Hickerson also expressed that while the policies are being made on a departmental level, there is a possibility of it changing to an overarching School of Journalism and New Media policy, as to hinder any confusion students may have regarding AI use expectations.
“(Departments are) really going to focus on their disciplinary expertise and what works for that area of knowledge. Though, after people make those decisions, it’s going to start at the departmental level and then maybe look across,” Hickerson said. “If journalism adopts this policy and IMC adopts this policy, and students are taking all these classes, they might not realize that they’re in a journalism class versus an IMC class. We’re going to have to be really cautious about that. It very well could be that we’ll end up with a single policy after going through departmental ones.”
The AI Task Force meets quarterly throughout the school year.

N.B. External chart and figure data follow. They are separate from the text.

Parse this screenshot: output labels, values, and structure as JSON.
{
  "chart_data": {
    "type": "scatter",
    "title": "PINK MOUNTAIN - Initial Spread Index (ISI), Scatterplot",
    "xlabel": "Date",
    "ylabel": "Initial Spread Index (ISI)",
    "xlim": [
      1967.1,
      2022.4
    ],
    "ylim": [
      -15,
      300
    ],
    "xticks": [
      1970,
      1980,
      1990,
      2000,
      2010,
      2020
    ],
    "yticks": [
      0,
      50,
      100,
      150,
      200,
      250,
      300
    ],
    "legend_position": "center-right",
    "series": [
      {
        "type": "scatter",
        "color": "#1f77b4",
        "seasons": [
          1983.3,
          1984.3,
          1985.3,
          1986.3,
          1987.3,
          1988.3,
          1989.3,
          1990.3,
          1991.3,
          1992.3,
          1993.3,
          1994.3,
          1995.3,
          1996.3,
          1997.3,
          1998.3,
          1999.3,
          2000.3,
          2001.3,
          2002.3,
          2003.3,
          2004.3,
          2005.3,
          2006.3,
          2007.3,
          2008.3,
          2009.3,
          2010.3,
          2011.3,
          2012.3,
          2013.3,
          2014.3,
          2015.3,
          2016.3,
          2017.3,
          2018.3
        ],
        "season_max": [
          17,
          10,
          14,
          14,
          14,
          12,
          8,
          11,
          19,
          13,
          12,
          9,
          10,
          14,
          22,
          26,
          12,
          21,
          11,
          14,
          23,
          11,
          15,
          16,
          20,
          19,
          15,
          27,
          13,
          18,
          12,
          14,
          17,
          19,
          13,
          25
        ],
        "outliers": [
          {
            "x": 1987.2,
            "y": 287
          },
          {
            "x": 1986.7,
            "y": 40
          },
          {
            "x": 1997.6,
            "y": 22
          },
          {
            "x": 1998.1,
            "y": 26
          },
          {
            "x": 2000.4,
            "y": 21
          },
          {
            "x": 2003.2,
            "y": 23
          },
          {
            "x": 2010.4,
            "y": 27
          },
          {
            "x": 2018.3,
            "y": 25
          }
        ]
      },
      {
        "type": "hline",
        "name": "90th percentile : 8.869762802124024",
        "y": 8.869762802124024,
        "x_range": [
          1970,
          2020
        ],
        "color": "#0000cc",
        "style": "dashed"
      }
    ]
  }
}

“The task force is sponsoring conversations around university-wide policies and guidelines on artificial intelligence as it relates to, specifically, teaching and learning, research, service and business practices,” Robert Cummings, executive director of academic innovation, said.
Beyond dealing with the work of the individual subcommittees, the task force also discusses innovations in AI technology and the effect that AI agents could have on the university. AI agents are software systems that use AI to perform multiple tasks at once, without the initial prompting from the user.
Generative, simple AI models like ChatGPT require more user control and review than the advanced AI agents that have emerged in the past four to five months. Marc Watkins, assistant director of academic innovations group and lecturer in composition and rhetoric, gave a presentation on the growing access students have to AI agents at the task force meeting on March 27.

“Sometimes you can prompt (simple AI) agents; other times that trigger can send it up, so they work autonomously. That was about 18 to 20 months ago,” Watkins said. “You can have dozens of agents. Faculty might decide that we need it to do feedback. Another agent becomes an email agent … Another agent might … grade.”
Advanced AI agents have the ability to work more independently and are able to perform a wide variety of jobs simultaneously. Watkins addressed some of the implications that tools like this could have on the university.
“That’s really the big shift here. We’ve moved from a space where we’re working iteratively with these tools to one where it might be automated to some degree,” Watkins said. “The one big risk with all this is that you’re still responsible for the output, even when your agent may be working on your behalf.”
These AI agents could also affect teacher evaluations.
“We need to go beyond just assessment and start thinking about risks that generative AI systems pose to us, and one of those areas is our teaching evaluations,” Watkins said. “If a student does use an AI agent to produce an evaluation, the resulting data is not a reflection of student experience.”
AI Task Force members also discussed the possibility of giving students access to the Google chatbot Gemini through the university. This topic was introduced in October; talks about providing Gemini to students will continue through the task force’s next meeting in May.